SMCI had a legendary 2024–2026 window: an accounting scandal, a near-delisting from a major exchange, the AI-server boom, wild multi-hundred-percent moves in both directions. Any strategy that fed on that name's volatility reverting would have looked great in that window. Whether it works when SMCI calms down, or has one big move that doesn't revert, is a very different question. And it is not a question you can answer from data that includes only the wild years.

The lesson: whenever a strategy leans on a small number of names, be honest about what you actually own. It's not a diversified portfolio. It's a concentrated bet with a lot of legs.

Trap two: the beautiful average that hides a regime flip

Even after removing SMCI, an interesting pattern remained. A broader cross-sectional reversion on the full XLK tech ETF universe (73 names) still showed a full-sample Sharpe of about 1.36.

Then we broke it out by year.

Bar chart showing the same broad tech reversion strategy with a Sharpe of -1.55 in 2025 and +2.17 in 2026, averaging to a headline +1.36

The strategy had a Sharpe of negative 1.55 in 2025 (a full calendar year) and positive 2.17 in the first half of 2026. The pretty +1.36 average is what you'd calculate on paper.

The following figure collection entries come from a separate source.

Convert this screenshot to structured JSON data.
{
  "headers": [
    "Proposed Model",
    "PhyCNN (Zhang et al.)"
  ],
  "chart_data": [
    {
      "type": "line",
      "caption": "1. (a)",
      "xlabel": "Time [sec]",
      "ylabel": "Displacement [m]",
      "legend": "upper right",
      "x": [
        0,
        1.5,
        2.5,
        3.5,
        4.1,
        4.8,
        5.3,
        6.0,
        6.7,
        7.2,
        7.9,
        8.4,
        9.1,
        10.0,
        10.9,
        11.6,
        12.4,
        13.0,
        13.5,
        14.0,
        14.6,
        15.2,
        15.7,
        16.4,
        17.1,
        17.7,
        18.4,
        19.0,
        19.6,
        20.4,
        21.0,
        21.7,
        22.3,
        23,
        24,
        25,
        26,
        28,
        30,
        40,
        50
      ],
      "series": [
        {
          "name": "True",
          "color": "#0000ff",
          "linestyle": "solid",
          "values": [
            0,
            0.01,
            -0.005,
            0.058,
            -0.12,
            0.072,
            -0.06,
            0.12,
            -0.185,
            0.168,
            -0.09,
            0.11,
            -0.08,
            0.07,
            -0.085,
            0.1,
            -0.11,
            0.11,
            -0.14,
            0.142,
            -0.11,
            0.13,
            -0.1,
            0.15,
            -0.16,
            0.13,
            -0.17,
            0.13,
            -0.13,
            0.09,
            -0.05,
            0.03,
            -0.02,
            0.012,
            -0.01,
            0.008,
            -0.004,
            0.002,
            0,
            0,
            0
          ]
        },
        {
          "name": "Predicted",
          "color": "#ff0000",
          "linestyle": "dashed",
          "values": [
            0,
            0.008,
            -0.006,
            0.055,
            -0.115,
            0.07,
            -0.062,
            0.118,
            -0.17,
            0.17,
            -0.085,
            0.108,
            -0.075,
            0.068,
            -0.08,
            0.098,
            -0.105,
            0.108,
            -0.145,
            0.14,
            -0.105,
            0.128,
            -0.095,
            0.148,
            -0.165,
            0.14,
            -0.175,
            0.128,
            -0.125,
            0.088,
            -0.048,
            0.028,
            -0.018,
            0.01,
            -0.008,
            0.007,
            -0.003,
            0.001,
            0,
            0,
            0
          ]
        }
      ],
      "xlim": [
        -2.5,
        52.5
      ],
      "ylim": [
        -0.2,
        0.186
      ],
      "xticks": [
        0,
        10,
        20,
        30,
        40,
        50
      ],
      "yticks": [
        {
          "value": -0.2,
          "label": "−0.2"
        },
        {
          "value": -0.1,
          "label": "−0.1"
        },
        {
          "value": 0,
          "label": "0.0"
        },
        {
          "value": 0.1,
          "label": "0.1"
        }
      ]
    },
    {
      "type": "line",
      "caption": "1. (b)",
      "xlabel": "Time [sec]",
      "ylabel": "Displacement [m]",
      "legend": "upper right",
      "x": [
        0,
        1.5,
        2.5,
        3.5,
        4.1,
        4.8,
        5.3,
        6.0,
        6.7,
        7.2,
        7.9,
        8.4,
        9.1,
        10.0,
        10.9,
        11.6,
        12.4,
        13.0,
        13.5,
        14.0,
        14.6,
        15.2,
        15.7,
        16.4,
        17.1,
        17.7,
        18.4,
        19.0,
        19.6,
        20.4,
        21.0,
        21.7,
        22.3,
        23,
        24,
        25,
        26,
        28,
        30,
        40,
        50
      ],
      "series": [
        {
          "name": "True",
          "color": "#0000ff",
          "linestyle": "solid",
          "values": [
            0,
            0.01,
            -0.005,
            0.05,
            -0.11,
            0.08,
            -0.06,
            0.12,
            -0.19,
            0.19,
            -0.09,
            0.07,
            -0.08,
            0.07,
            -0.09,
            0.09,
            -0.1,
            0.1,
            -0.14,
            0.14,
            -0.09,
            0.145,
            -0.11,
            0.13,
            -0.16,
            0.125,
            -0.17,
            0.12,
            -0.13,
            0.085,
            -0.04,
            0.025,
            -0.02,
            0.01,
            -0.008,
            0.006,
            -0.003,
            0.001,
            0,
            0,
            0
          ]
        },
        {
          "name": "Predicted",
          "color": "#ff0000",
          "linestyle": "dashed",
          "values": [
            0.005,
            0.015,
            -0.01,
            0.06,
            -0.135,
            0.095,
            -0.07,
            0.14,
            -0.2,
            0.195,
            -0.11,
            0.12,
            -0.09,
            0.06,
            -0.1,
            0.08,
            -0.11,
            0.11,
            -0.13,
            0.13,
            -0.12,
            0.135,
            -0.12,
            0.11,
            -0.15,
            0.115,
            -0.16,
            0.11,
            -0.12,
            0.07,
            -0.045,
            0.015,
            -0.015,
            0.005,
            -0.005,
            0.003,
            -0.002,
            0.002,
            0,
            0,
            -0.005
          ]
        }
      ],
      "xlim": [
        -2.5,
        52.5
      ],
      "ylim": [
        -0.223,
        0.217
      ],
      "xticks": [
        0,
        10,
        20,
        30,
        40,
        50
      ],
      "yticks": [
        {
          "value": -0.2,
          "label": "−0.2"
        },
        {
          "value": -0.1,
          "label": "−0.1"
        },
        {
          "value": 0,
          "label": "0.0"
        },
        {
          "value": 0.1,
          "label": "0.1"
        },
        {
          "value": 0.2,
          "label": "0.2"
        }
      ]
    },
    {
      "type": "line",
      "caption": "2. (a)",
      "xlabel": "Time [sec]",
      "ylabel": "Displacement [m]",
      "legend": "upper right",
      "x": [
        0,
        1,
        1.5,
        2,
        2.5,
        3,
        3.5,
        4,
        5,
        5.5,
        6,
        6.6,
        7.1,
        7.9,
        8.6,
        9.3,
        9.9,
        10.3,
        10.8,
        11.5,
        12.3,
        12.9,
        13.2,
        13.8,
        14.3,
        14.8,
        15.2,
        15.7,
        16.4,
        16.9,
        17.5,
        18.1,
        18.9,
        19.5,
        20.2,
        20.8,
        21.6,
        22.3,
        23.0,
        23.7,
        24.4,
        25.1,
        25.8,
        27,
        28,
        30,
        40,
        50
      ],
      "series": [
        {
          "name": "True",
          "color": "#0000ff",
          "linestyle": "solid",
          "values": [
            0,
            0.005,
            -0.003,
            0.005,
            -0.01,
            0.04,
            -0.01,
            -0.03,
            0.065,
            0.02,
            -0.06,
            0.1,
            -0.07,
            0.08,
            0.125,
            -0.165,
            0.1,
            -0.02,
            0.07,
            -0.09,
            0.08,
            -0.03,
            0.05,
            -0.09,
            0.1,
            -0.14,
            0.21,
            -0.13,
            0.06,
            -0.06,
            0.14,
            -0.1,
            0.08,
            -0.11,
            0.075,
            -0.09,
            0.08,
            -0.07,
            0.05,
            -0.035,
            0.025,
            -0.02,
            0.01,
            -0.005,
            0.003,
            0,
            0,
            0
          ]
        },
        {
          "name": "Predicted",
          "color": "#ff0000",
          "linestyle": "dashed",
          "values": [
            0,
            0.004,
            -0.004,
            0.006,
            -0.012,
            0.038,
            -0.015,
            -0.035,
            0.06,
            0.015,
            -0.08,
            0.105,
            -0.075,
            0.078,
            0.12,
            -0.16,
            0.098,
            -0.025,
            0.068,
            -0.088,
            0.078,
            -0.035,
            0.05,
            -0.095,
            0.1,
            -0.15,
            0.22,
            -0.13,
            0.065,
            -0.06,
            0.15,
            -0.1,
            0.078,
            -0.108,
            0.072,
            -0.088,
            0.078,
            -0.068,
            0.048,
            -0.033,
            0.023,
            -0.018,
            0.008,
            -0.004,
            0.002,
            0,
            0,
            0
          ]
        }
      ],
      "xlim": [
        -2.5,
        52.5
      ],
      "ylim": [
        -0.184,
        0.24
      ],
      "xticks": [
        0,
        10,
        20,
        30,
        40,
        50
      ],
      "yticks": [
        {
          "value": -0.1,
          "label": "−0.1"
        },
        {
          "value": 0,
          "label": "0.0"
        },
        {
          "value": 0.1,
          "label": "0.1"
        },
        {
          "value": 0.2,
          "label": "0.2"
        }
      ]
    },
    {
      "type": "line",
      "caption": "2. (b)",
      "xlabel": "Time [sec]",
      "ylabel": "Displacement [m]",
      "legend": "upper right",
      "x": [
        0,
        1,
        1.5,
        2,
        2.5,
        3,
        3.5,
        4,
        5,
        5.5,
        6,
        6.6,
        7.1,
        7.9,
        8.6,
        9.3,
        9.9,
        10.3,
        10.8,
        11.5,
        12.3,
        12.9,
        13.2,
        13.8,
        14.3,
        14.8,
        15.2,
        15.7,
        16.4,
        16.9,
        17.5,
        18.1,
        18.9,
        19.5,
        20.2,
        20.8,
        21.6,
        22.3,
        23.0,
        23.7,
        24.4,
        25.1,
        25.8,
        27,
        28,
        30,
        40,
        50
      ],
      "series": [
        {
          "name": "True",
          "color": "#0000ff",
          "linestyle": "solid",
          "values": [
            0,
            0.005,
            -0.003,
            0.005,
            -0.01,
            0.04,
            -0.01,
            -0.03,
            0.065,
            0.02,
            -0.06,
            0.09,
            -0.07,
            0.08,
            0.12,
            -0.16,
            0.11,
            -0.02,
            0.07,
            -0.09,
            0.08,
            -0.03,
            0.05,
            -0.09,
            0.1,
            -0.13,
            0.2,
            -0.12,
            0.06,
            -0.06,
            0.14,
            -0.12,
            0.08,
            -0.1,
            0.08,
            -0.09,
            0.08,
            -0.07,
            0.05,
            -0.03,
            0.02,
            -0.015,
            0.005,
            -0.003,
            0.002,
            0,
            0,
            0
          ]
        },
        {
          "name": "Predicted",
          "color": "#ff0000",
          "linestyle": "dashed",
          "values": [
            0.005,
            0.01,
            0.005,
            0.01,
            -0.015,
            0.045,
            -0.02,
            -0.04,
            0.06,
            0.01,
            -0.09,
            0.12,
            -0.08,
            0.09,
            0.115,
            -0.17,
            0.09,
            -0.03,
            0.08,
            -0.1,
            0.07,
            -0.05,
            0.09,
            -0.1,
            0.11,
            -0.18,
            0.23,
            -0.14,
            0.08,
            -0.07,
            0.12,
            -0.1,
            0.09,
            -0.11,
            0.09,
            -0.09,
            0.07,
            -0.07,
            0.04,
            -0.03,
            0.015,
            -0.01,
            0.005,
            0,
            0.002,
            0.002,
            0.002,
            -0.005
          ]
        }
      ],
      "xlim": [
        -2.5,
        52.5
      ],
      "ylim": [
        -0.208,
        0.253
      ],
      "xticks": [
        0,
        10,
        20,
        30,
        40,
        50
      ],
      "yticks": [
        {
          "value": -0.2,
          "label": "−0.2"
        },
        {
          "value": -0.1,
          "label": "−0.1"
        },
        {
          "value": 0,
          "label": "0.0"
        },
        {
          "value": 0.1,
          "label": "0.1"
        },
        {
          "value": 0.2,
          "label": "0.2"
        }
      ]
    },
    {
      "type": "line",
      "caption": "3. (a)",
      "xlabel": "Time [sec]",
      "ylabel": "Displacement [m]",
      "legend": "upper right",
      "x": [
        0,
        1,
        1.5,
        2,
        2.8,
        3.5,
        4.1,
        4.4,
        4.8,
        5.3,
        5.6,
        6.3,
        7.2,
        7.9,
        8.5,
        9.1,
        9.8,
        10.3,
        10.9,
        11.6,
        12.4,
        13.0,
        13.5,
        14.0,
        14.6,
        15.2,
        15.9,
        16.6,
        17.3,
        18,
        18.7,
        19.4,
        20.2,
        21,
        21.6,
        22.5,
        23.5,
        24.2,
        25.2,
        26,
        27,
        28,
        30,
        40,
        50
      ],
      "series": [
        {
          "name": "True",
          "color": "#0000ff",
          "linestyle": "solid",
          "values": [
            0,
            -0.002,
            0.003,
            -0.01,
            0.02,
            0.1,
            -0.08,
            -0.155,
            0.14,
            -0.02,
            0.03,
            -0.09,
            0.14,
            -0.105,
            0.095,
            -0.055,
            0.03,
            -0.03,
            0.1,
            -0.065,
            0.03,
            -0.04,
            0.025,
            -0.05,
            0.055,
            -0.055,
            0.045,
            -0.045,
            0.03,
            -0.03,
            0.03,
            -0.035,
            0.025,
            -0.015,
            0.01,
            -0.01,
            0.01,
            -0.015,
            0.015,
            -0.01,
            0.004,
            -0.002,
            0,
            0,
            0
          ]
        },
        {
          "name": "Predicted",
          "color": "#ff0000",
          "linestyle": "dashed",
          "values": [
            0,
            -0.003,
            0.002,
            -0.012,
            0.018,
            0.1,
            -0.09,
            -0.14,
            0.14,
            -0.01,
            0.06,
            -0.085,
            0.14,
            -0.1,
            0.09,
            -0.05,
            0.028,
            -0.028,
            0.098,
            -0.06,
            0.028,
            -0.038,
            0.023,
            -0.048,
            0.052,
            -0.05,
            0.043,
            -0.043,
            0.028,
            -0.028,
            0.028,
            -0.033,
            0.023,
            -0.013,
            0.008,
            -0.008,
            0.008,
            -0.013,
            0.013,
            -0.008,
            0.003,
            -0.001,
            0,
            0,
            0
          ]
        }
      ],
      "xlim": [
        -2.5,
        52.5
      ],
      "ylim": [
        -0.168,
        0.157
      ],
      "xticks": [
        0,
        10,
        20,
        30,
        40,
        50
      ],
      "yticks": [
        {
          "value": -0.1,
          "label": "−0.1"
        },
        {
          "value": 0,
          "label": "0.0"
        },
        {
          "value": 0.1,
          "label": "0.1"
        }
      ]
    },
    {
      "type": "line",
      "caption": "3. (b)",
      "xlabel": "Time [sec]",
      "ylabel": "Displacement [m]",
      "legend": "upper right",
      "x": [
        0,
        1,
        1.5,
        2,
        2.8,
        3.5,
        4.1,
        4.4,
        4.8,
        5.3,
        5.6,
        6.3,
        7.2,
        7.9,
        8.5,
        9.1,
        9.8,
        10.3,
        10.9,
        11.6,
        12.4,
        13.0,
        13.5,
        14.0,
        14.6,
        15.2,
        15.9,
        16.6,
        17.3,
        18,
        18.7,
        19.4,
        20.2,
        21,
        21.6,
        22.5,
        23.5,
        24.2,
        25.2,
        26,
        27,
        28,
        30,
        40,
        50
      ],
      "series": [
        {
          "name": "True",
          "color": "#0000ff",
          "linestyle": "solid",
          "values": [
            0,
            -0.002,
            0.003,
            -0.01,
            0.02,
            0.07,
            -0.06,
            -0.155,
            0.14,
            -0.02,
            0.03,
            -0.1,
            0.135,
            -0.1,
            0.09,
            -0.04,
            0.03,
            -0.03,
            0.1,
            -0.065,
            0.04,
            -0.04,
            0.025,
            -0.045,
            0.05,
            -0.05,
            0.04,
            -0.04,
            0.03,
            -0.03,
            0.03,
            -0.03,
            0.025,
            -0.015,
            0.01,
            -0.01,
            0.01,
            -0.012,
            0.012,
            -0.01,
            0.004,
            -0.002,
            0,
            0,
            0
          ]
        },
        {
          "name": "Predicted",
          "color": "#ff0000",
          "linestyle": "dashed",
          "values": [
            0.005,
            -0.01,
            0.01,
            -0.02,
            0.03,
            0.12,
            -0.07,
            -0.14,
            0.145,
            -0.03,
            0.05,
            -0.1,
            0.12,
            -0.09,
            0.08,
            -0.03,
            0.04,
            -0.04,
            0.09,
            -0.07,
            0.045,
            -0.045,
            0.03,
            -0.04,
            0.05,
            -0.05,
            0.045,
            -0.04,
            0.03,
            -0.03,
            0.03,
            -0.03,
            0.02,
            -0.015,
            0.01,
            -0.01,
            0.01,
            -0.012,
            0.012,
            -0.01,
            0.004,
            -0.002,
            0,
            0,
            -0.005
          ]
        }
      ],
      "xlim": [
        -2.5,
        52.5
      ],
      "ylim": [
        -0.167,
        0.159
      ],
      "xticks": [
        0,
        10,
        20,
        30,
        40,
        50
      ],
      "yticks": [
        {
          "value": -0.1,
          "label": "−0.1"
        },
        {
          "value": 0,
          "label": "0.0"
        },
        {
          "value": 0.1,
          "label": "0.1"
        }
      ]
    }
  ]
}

It is not what anyone would have actually experienced. What they would have experienced is a year of bleeding, quitting the strategy in disgust, and then watching it work brilliantly for someone else the next year.

This is not the "same edge, some noise around it" kind of variability. This is the sign flipping. In 2025, dislocations continued (momentum). In 2026, they reverted (mean reversion). The strategy is fundamentally regime-dependent, and the two regimes look opposite from each other.

You can only harvest an edge like this if you know which regime you're in before the fact. With two and a half years of data and one flip, you cannot build a reliable regime detector. You would be guessing, and the cost of guessing wrong is a year of drawdowns.

The lesson: never trust a headline Sharpe on a multi-year backtest without breaking it out year by year. If a full calendar year is negative, you don't have an edge. You have a lucky average.

Trap three: the more you test, the more "signal" you invent

This is the trap that catches almost every retail quant, and a fair number of professional ones. You sit down to build a strategy and try one idea. Sharpe of 0.5. Meh. Try another. And another. And another. Eventually one has a Sharpe of 2.7. You've found the winner.

Except you haven't. You've discovered a statistical certainty called the expected maximum. Even when the true edge of every strategy you're testing is exactly zero, if you test enough of them, some will look great by chance alone. Not "might" look great. Will.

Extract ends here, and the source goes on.